Would you please provide readers with how the operations of the fire department should be conducted? How many firemen are needed for a vacant house fire? A vacant industrial building? How many are needed for an occupied house? How about Choffin School when in session? How many firemen are needed for a grass fire? Car fire? A detached garage? How about a hazardous materials spill on I-680? What about a multiple vehicle accident with people trapped?

"Better arguments are accepted when the real need for service is unmasked by the real facts."
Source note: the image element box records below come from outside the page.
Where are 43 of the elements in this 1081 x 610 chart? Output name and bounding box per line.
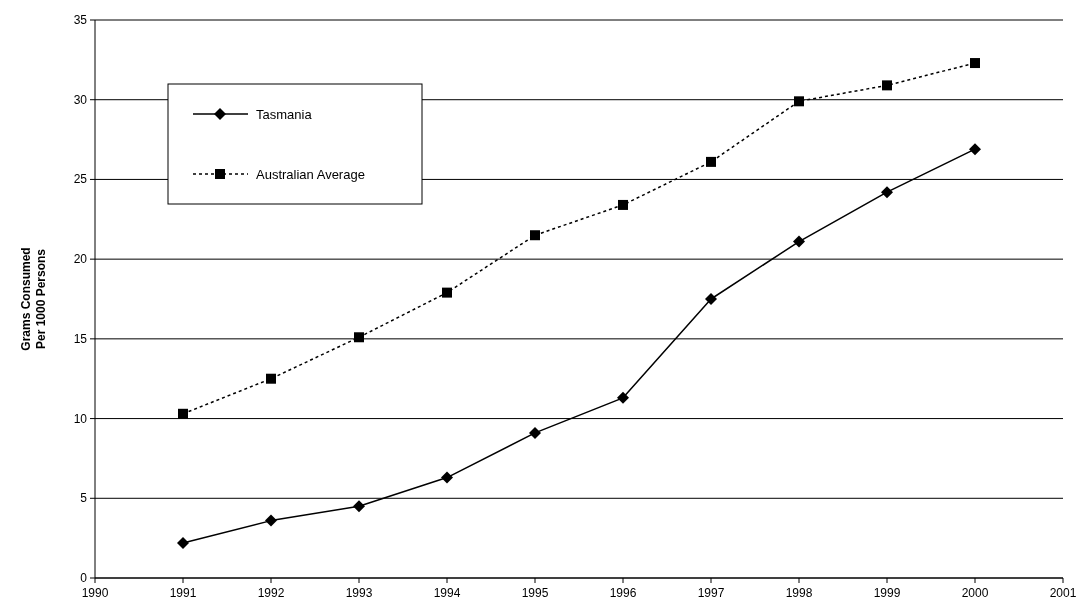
point: [794, 96, 804, 107]
x-tick-label: 1994: [433, 586, 461, 600]
x-tick-label: 1995: [521, 586, 549, 600]
point: [265, 514, 277, 527]
x-tick-label: 1992: [257, 586, 285, 600]
x-tick-label: 2001: [1049, 586, 1077, 600]
y-tick-label: 30: [73, 92, 88, 107]
point: [266, 373, 276, 384]
legend-label: Australian Average: [256, 167, 365, 182]
point: [441, 471, 453, 484]
point: [530, 230, 540, 241]
point: [354, 332, 364, 343]
point: [969, 143, 981, 156]
point: [793, 235, 805, 248]
point: [970, 58, 980, 69]
y-axis-title: Grams Consumed Per 1000 Persons: [19, 247, 48, 351]
y-tick-label: 35: [73, 13, 88, 27]
y-tick-label: 10: [73, 411, 88, 426]
x-tick-label: 1999: [873, 586, 901, 600]
point: [617, 391, 629, 404]
y-tick-label: 15: [73, 331, 88, 346]
x-tick-label: 2000: [961, 586, 989, 600]
point: [177, 536, 189, 549]
point: [178, 408, 188, 419]
legend-label: Tasmania: [256, 107, 313, 122]
x-tick-label: 1997: [697, 586, 725, 600]
x-tick-label: 1996: [609, 586, 637, 600]
x-tick-label: 1998: [785, 586, 813, 600]
x-tick-label: 1990: [81, 586, 109, 600]
point: [529, 426, 541, 439]
point: [881, 186, 893, 199]
y-tick-label: 5: [80, 491, 88, 506]
y-tick-label: 0: [80, 571, 88, 585]
x-tick-label: 1991: [169, 586, 197, 600]
x-tick-label: 1993: [345, 586, 373, 600]
point: [618, 199, 628, 210]
y-tick-label: 25: [73, 172, 88, 187]
point: [705, 293, 717, 305]
point: [706, 156, 716, 167]
point: [442, 287, 452, 298]
point: [353, 500, 365, 513]
y-tick-label: 20: [73, 252, 88, 267]
point: [882, 80, 892, 91]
You seem to diminish or ignore the FACTs mentioned in my original post.
Here are some references that you may refer to that provide credibility to what I very briefly mentioned:

1.) Lightweight building construction - http://www.nfpa.org/newsandpublicatio...
a. I address this topic due to the FACT that there are numerous locations within the City that have this type of building construction – including a moderately sized residential area called Arlington Heights.
2.) NFPA 1710 - http://carolstreamfire.org/NFPA%20171...
3.) High rise assisted living/senior building fire (not downtown) that addresses the FACT that sprinkler systems and alarms are not a failsafe - http://www.vindy.com/news/2014/apr/28...
4.) High rise fire at downtown business – fire WAS NOT put out by a sprinkler system. Also, there was an occupant on the 11th that was exposed to smoke. The fire was in the lobby – the entire building posed a hazard to anyone inside. By your standards and experience - how many firemen should be able to manage such a situation? http://www.vindy.com/news/2012/jul/13...

Although I am certain that nothing I have mentioned will mean anything to you – I would like to believe that it may mean something to others that may be impacted by the reduction in service.